I wrote the paragraph above while touring Santiago de Cuba with a group of Canadian writers recently. There were many such set pieces that I captured on paper in this land that seems to be frozen in time, reminding me of what life was like when I was growing up in a tropical island somewhere else in the world, where scarcities had been a fact of life, where the developed world was out there somewhere, a place impossible for us forgotten ones to get to. I remember climbing the giant Jam tree in the front yard of our family home, perching myself in its highest branches and looking out over the paddy fields, watching the planes fly overhead and wondering when it would be my turn to fly away.
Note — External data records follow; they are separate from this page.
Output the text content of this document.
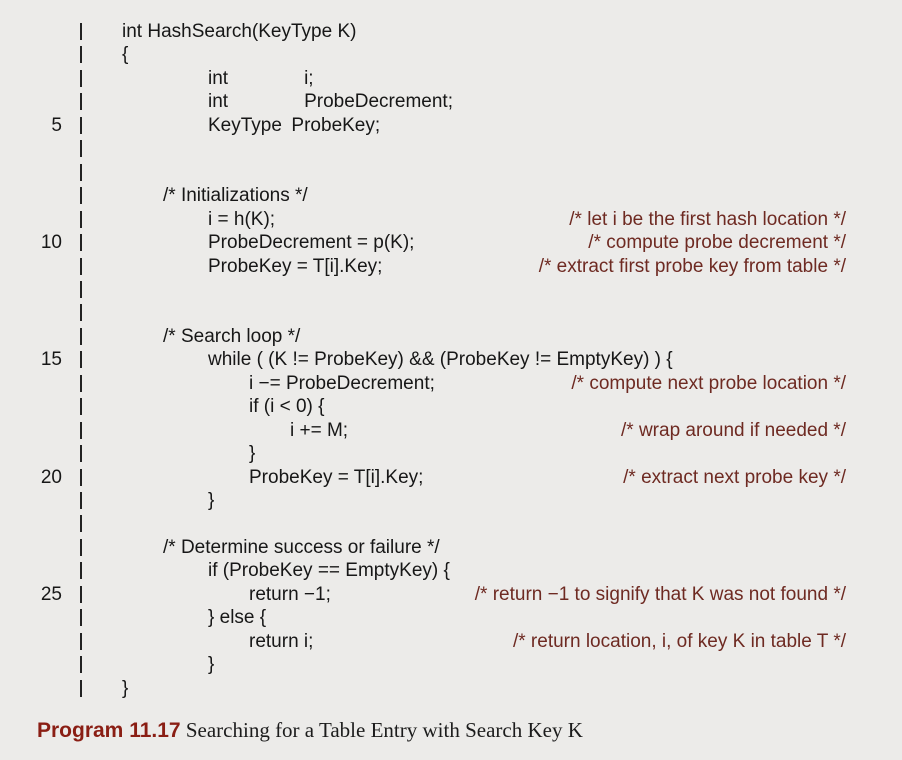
int HashSearch(KeyType K)
{
int    i;
int    ProbeDecrement;
5	KeyType ProbeKey;
/* Initializations */
i = h(K);	/* let i be the first hash location */
10	ProbeDecrement = p(K);	/* compute probe decrement */
ProbeKey = T[i].Key;	/* extract first probe key from table */
/* Search loop */
15	while ( (K != ProbeKey) && (ProbeKey != EmptyKey) ) {
i −= ProbeDecrement;	/* compute next probe location */
if (i < 0) {
i += M;	/* wrap around if needed */
}
20	ProbeKey = T[i].Key;	/* extract next probe key */
}
/* Determine success or failure */
if (ProbeKey == EmptyKey) {
25	return −1;	/* return −1 to signify that K was not found */
} else {
return i;	/* return location, i, of key K in table T */
}
}
Program 11.17 Searching for a Table Entry with Search Key K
Over the years, by a combination of looking beyond, being dissatisfied with the status quo, striving, and luck (isn’t luck the product of hard work?) I seemed to have swapped places with those fat•cat tourists who used to come to my island home and dole out money as if there was no end to the flow. In Cuba, this time around, it was my turn to dish out the pesos, while the locals looked on in anticipation. I wanted to tell them not to be fooled, that there was a finite end to this supply of money; that even in rich countries like Canada, bounty came from hard work, and that jobs could end with a small downslide of the stock market ticker. But what did they know about stock market tickers? All they knew was that they worked hard too, but did not have the money to show for it, so according to them, we must have some other unknown secret. It’s because of freedom and private enterprise, I wanted to say, but being a man following the Middle Way, I did not want to be a poster boy for Capitalism.

I did not know what to tell these islanders, and returned from my trip somewhat frustrated. In retrospect, I should have told them to go to a Fort•like place and look beyond, look to the sunshine and destruction in lands beyond, look at the world with all its possibilities, good and bad, and pick a spot to play, beyond one’s comfort zone. Perhaps that was the only way out beyond scarcity and insularity, the path towards growth, and towards finding breakthrough solutions beyond the “tried and true” that provide only marginal returns and keeps one like the unenlightened frog, forever circling in the slow•boiling cauldron.